A tornado warning was issued Wednesday for parts of south Mississippi as severe weather swept across the Pine Belt, with residents in Marion, Jefferson Davis, Lawrence and Lincoln counties urged to take cover until 11:45 p.m. Storm shelters opened in the area after a tornado watch was posted around 2:30 p.m., and the day’s threat quickly turned into damage, outages and injuries.
Lamar County Sheriff Danny Rigel said three people were injured in the area and no fatalities had been reported. One of the injuries involved a firefighter using a chainsaw while clearing a roadway, he said, adding that most of the affected roads were down to one lane and that the county’s emergency management agency building, including the 911 dispatch center, had damage. Crews were expected to be out for a while, and Rigel said the area had “dodge a bullet.”

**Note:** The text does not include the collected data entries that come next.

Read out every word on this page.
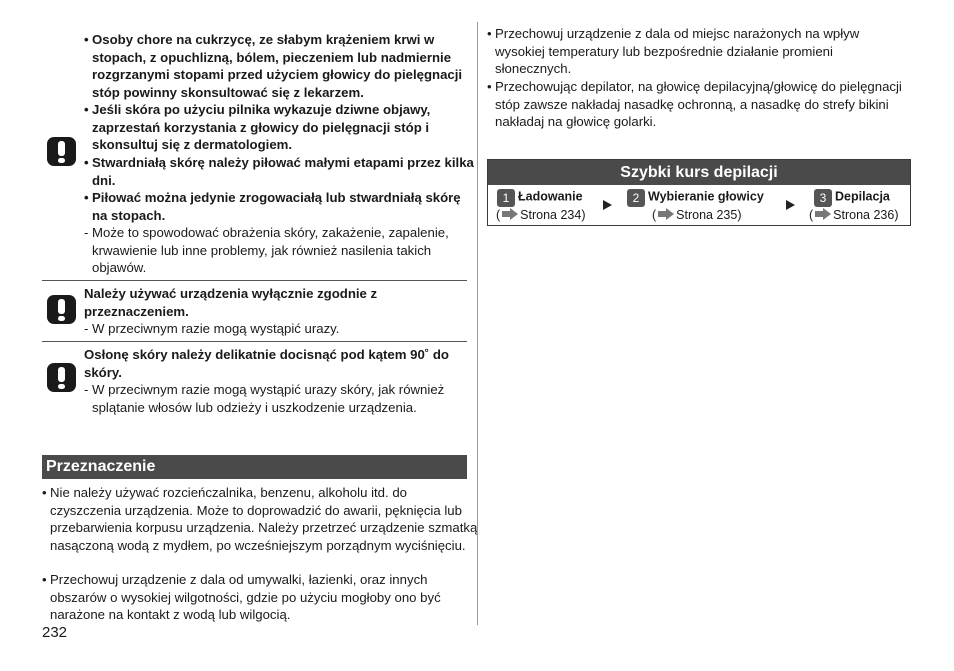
• Osoby chore na cukrzycę, ze słabym krążeniem krwi w stopach, z opuchlizną, bólem, pieczeniem lub nadmiernie rozgrzanymi stopami przed użyciem głowicy do pielęgnacji stóp powinny skonsultować się z lekarzem.
• Jeśli skóra po użyciu pilnika wykazuje dziwne objawy, zaprzestań korzystania z głowicy do pielęgnacji stóp i skonsultuj się z dermatologiem.
• Stwardniałą skórę należy piłować małymi etapami przez kilka dni.
• Piłować można jedynie zrogowaciałą lub stwardniałą skórę na stopach.
- Może to spowodować obrażenia skóry, zakażenie, zapalenie, krwawienie lub inne problemy, jak również nasilenia takich objawów.
Należy używać urządzenia wyłącznie zgodnie z przeznaczeniem.
- W przeciwnym razie mogą wystąpić urazy.
Osłonę skóry należy delikatnie docisnąć pod kątem 90˚ do skóry.
- W przeciwnym razie mogą wystąpić urazy skóry, jak również splątanie włosów lub odzieży i uszkodzenie urządzenia.
Przeznaczenie
• Nie należy używać rozcieńczalnika, benzenu, alkoholu itd. do czyszczenia urządzenia. Może to doprowadzić do awarii, pęknięcia lub przebarwienia korpusu urządzenia. Należy przetrzeć urządzenie szmatką nasączoną wodą z mydłem, po wcześniejszym porządnym wyciśnięciu.
• Przechowuj urządzenie z dala od umywalki, łazienki, oraz innych obszarów o wysokiej wilgotności, gdzie po użyciu mogłoby ono być narażone na kontakt z wodą lub wilgocią.
232
• Przechowuj urządzenie z dala od miejsc narażonych na wpływ wysokiej temperatury lub bezpośrednie działanie promieni słonecznych.
• Przechowując depilator, na głowicę depilacyjną/głowicę do pielęgnacji stóp zawsze nakładaj nasadkę ochronną, a nasadkę do strefy bikini nakładaj na głowicę golarki.
Szybki kurs depilacji
1 Ładowanie
( Strona 234)
2 Wybieranie głowicy
( Strona 235)
3 Depilacja
( Strona 236)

The weather emergency came after WDAM 7’s First Alert Weather declared a First Alert Day for the Pine Belt because of the severe threat on Wednesday. PowerOutage.us showed 1,098 customers without electricity in Jefferson Davis County, and the Dixie Community Utility Association issued a boil water notice for the northeast section of Dixie in Forrest County after a lightning strike hit its main water line. School districts also moved quickly to adjust: Lamar Christian School said it would be closed Thursday and Friday because of loss of power and notable damage on campus, while Lamar County Schools said Purvis and Baxterville would operate on a two-hour delay Thursday. Buses were to run where it was safe, though service could be limited by debris and downed power lines. Sumrall, Oak Grove and Lumberton schools remained on normal schedules.
The warning and the damage left much of the Pine Belt facing the same immediate question: how fast crews can clear roads, restore power and get schools and emergency systems back to normal after a storm that passed close enough to cause injuries, but not the worst-case loss officials feared.